I worked with people with a wide array of personal problems; but mostly problems related to high levels of fear, anxiety, tension, and anger; all of which produced the display of involuntary behaviour patterns. Outside this category, I would also work with people who were repeatedly abused, and who found themselves unable to extricate themselves from the life and presence of their abuser. As a rule, the abuser would be a man and the abused person would be a woman (but not always so). The nature of the abuse might be psychological, emotional, physical, or sexual.
While endeavouring to persuade any abused person to leave their situation and their abuser, their reluctance and inability to extricate themselves from the abuse was not always influenced by fear of reprisal. Sometimes the very emotion that often prevented them from making this progressive move was ‘a feeling of love’ they claimed that they still held for their abusive partners.

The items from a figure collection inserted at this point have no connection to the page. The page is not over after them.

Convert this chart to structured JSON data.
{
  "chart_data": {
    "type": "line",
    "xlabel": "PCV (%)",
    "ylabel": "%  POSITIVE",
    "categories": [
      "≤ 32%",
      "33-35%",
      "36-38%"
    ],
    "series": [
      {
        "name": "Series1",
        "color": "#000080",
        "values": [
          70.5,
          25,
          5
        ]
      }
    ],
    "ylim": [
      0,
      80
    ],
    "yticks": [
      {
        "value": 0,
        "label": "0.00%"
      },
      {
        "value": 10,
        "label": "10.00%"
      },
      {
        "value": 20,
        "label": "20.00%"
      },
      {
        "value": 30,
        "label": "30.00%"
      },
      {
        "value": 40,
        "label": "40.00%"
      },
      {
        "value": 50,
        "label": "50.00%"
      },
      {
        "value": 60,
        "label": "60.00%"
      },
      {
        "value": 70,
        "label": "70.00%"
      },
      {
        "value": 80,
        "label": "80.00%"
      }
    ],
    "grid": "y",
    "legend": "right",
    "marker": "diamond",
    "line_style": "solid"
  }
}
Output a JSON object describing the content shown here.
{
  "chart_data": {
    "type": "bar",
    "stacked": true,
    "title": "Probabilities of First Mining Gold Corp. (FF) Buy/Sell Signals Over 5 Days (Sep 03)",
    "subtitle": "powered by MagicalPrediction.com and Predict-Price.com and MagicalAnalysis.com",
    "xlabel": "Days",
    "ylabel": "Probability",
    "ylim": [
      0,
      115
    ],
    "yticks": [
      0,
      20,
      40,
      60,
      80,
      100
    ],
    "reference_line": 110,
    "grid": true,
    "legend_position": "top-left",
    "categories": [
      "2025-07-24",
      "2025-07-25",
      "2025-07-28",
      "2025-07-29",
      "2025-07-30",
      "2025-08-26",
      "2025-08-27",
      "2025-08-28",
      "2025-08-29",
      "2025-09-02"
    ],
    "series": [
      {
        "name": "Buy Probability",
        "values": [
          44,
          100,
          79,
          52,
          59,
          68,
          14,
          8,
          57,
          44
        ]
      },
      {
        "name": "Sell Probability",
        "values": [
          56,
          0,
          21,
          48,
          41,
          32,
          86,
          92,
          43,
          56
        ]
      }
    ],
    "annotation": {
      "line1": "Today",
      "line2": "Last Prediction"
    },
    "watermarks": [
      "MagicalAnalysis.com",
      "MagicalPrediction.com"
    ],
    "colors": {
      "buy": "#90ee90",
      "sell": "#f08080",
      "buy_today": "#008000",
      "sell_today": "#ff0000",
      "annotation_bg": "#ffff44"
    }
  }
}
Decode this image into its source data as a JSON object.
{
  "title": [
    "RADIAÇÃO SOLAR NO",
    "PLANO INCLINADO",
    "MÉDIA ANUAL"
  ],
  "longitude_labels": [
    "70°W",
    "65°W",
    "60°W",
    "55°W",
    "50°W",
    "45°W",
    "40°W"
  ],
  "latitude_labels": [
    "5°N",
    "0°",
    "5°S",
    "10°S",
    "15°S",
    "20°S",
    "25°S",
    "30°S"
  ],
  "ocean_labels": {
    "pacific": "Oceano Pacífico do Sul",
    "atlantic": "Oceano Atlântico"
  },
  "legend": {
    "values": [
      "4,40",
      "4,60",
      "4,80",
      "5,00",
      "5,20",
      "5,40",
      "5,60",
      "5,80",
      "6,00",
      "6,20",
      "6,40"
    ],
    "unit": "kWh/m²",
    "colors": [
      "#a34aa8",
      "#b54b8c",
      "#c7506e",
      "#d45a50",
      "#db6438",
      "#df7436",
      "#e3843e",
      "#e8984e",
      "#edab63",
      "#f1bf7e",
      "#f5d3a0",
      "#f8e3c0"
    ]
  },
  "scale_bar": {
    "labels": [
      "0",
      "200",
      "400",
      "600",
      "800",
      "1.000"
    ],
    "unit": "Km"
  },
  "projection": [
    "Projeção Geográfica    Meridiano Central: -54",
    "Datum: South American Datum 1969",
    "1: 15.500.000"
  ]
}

I have known battered wives who continued to stay with their abusing husbands and partners because they still loved them and hoped that they could one day change them. I have worked with women who viewed the fact that their jealous partner regular beat them badly as being an expression of their concern for them! I have worked with abused women who would be beaten mercilessly if they were so much as ten minutes late coming back home, or if they looked or spoke with another man when they were out together. The abuser invariably explained his controlling nature as representing the love and concern he felt for her. I have worked with teenage girls who believed for years that the despicable acts their father or stepfather did to them, and have them perform on him (acts of sexual abuse), was, in fact, his way of showing love for them. Sometimes, during the early stages of their sexual abuse, they would view their compliant response as their way of retaining his loving attention and affection.
This song, however, reminds me of a much of more common problem that I worked with, and a problem which I hear of so often today. I refer to a more subtle problem that is often much harder to discern as it does not involve physical or sexual abuse. However, as within all abusive relationships, it does involve the abuse of power within a relationship. I speak of the relationship between a man and a woman (or any gay couple) where the man keeps breaking off his contact with the woman for no apparent reason she can discern. She becomes highly distressed and emotionally unsettled each time he breaks up with her, and then (presumably because he does not want to lose any sexual privileges which the relationship gives him), he renews contact with his woman friend, and she takes him back again. Once she is settled back in their relationship, he does it again, and however many times she takes him back, he repeats the pattern. And the reason that she keeps going back for more and giving him another chance (as this song tells you, ‘Your messing up my mind and filling up my senses’) is that a part of her tells her that ‘she still loves him’ and he will change for the better, however much of an emotionally abusive rat he is!
My only advice to any woman who finds herself in such a position is to get out of that relationship quick, and stay out if you place any value on preserving any semblance of self-respect, and maintaining any hope for future happiness and health! No more ‘Here we go again’. Stop the merry go round of this emotional power abuse and ‘get off it’ now, so that he can no longer ‘get off on it’ as he has for so long!